Maybe I should work on that? Oh, or I could be working on taxes! So many options!

"Make no wonder you’ve gotta be an adult to be a fire fighter, these steps are huge!"

More news from the continuing saga of the scorch mark outside the tank farm! I have ascertained, through judicious use of talking to firefighters, that a snowmobile caught fire and burned to a crisp on last Friday evening. No one was hurt, and a fine time was had by all. This includes the many gawkers and gossips that inhabit a small town, (me, you say? Nooooooo…..) since they now have narrowly averted death-by-being-blown-to-kingdom-come to exclaim over. 

And how did I go about talking to firefighters, you ask? It was child’s play, really. The Brownies went to the firehall tonight to talk to the firemen, the police and the ambulance, and since I’m a leader I tagged along and listened to the firemen, police and paramedics talk about the current local dramas.
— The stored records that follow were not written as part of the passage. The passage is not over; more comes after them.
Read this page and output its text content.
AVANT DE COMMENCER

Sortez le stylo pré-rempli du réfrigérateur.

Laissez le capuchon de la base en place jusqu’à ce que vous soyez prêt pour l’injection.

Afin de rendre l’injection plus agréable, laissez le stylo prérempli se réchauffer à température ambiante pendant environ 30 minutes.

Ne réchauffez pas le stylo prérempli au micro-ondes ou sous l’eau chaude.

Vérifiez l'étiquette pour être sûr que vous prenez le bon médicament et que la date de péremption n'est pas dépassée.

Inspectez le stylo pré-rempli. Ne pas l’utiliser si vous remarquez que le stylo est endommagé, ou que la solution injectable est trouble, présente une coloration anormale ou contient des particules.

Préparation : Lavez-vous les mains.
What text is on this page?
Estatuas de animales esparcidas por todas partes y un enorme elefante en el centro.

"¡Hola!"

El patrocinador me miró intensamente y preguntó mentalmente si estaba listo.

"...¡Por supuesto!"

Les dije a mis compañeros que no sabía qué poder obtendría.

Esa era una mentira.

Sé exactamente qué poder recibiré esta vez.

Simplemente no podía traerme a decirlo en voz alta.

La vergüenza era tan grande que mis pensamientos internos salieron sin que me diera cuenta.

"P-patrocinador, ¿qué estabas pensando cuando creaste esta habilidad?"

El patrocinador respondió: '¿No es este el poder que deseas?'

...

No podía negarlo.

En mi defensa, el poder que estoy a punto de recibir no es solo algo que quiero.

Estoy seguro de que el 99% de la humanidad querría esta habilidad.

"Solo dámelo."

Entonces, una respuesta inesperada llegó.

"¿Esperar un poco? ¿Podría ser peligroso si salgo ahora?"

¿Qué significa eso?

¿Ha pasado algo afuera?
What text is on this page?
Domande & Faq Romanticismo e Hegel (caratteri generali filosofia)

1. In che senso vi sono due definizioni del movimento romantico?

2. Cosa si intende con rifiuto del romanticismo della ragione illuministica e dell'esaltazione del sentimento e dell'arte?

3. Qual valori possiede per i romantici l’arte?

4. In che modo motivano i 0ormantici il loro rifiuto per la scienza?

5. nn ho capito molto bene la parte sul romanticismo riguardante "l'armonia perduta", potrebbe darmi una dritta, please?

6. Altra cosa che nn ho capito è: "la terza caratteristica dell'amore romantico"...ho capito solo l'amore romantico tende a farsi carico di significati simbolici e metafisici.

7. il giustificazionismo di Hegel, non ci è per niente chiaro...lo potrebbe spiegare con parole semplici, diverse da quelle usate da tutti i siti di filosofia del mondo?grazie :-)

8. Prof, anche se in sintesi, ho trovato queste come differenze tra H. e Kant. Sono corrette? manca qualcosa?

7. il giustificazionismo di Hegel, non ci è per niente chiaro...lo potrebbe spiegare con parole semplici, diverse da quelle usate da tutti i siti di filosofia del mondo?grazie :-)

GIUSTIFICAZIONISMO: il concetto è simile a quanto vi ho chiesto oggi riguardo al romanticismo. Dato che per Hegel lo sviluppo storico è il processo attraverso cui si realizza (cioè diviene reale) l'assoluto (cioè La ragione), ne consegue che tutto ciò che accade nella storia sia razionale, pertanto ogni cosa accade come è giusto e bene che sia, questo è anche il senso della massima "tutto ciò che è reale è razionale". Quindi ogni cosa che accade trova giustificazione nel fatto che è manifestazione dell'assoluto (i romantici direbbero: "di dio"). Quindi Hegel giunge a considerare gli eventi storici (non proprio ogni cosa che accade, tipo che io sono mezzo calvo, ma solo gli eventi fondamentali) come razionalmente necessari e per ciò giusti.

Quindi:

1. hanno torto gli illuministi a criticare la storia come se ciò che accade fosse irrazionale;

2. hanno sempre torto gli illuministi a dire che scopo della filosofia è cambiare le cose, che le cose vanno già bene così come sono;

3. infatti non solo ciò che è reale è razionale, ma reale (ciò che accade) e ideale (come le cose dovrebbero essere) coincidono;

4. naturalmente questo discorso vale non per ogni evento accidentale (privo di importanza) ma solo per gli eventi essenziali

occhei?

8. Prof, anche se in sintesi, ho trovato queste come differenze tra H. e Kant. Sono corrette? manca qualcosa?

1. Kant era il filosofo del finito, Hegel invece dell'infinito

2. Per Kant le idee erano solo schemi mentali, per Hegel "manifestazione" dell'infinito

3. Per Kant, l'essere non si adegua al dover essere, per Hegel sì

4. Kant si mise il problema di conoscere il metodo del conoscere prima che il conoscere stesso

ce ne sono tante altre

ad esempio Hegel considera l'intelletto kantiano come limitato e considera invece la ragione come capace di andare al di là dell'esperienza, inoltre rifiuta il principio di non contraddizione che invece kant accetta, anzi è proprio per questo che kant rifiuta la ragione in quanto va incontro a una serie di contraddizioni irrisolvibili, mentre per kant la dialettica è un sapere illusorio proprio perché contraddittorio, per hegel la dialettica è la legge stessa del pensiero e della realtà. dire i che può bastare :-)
So yes, I didn’t really do anything in terms of collecting information other than not zoneing out when the professionals are talking about fires and accidents and other dreadfully boring things. 
Hmm, I seem to be in a sarcastic or perhaps sardonic mood. How strange and unusual. This is partly inspired by the fact that I made supper today. I made Chicken Cacciatore, and I swear that I did not notice that there was wine in the recipe until I had it halfway done. There was also garlic bread and salad. However, the happening that has put me in a rather ferociously verbose state of mind is the fact that somewhere in the afternoon, I lost my elastoplast. Those of you who have ever seen Chef will know to what I am referring. Those of you who haven’t, well, your lives are unutterably more meager and poor for your lack of proper television viewing. 
In other news, I love writing. 
That is all. Feel free to return to your regularly scheduled lives.